In Step 2, we train the base model A with the re-weight samples and memory bank.
The proposed NPC achieves much better accuracy (higher R@1) and higher robustness (lower variance among R@1).
- python 3.7
- numpy 1.21.6 (> 1.19.5)
- torch 1.13.1
- tensorboard 2.11.2
pip install requirments.txt
We conducted experiments on three datasets: MSCOCO, Flickr30K, and CC120K. We followed SCAN to split image-text pairs in MSCOCO and FLickr30K into training, validation and testing sets.
- MSCOCO.
We unified the images' name format of the MSCOCO dataset for easier use. You can use
dataset/MSCOCO_rename.py
to rename the images in MSCOCO. (MSCOCO_2014) - Flickr30K. (Flickr30K).
- CC120K. We tested the proposed method on the real-world dataset Conceptual Captions. Since the full dataset is too large, we randomly selected a subset of Conceptual Captions, named CC120K, including 118,851 images for training, 1,000 for validation, and 1,000 for testing. You can download the dataset from here with the code "3ble".

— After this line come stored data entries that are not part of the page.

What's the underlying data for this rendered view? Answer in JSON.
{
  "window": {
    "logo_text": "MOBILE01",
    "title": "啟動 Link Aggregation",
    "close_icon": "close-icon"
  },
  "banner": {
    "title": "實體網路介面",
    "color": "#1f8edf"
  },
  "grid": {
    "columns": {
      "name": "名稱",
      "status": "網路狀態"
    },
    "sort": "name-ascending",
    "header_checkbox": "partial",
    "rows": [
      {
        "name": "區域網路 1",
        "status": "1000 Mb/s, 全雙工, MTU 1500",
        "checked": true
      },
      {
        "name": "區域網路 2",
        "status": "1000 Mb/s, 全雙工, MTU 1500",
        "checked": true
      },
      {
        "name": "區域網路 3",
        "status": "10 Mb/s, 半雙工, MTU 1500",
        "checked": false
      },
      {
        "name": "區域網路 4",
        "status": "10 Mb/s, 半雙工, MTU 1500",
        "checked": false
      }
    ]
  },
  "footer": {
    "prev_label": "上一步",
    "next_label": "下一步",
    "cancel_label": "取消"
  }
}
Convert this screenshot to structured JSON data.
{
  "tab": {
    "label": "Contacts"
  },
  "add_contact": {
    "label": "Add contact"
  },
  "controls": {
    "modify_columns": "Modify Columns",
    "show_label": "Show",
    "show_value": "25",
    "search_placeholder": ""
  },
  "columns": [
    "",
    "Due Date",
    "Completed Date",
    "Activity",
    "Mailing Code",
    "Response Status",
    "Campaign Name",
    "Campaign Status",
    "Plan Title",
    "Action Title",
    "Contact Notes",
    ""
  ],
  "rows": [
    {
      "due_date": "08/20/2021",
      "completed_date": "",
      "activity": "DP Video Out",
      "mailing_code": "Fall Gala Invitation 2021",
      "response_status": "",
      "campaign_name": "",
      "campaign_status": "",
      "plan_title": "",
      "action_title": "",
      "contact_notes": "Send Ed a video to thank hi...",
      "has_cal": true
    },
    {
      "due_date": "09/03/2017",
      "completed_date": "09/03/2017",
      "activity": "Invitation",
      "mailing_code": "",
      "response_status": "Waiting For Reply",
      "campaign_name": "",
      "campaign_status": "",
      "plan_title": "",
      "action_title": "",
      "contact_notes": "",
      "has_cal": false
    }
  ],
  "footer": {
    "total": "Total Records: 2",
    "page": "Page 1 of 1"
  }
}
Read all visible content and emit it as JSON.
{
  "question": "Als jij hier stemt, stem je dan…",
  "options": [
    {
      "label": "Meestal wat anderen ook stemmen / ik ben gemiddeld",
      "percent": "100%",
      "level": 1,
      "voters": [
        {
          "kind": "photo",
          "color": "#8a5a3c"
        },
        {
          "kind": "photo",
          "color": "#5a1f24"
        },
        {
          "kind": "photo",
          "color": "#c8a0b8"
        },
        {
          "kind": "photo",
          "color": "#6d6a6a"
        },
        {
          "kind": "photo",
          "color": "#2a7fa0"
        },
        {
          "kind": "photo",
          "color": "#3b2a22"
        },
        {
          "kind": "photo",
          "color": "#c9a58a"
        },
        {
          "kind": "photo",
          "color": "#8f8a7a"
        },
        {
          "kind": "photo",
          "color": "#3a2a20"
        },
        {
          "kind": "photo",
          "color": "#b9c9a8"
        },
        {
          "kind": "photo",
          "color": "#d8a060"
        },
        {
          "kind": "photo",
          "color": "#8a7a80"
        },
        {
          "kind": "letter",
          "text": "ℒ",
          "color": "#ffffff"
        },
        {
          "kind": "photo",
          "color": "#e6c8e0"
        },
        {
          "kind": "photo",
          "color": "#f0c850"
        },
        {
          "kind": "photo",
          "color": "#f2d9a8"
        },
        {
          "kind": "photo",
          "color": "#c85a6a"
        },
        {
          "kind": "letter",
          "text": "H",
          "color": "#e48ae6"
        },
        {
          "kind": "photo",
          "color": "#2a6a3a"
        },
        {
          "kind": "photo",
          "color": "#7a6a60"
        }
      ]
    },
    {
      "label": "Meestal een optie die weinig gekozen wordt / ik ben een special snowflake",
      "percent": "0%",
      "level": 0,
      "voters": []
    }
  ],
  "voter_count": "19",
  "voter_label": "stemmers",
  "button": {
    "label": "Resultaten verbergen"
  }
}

We constructed noise by randomly shuffling some captions of the images.
You can obtain your noisy dataset using construct_noise.py
. And we also integrated this part of the code in data.py
. The noisy dataset will be automatically constructed and saved during training when it doesn't exist.
Since there are around 3%-20% incorrect annotations existing in the real-world dataset Conceptual Captions, we did not create noisy samples manually.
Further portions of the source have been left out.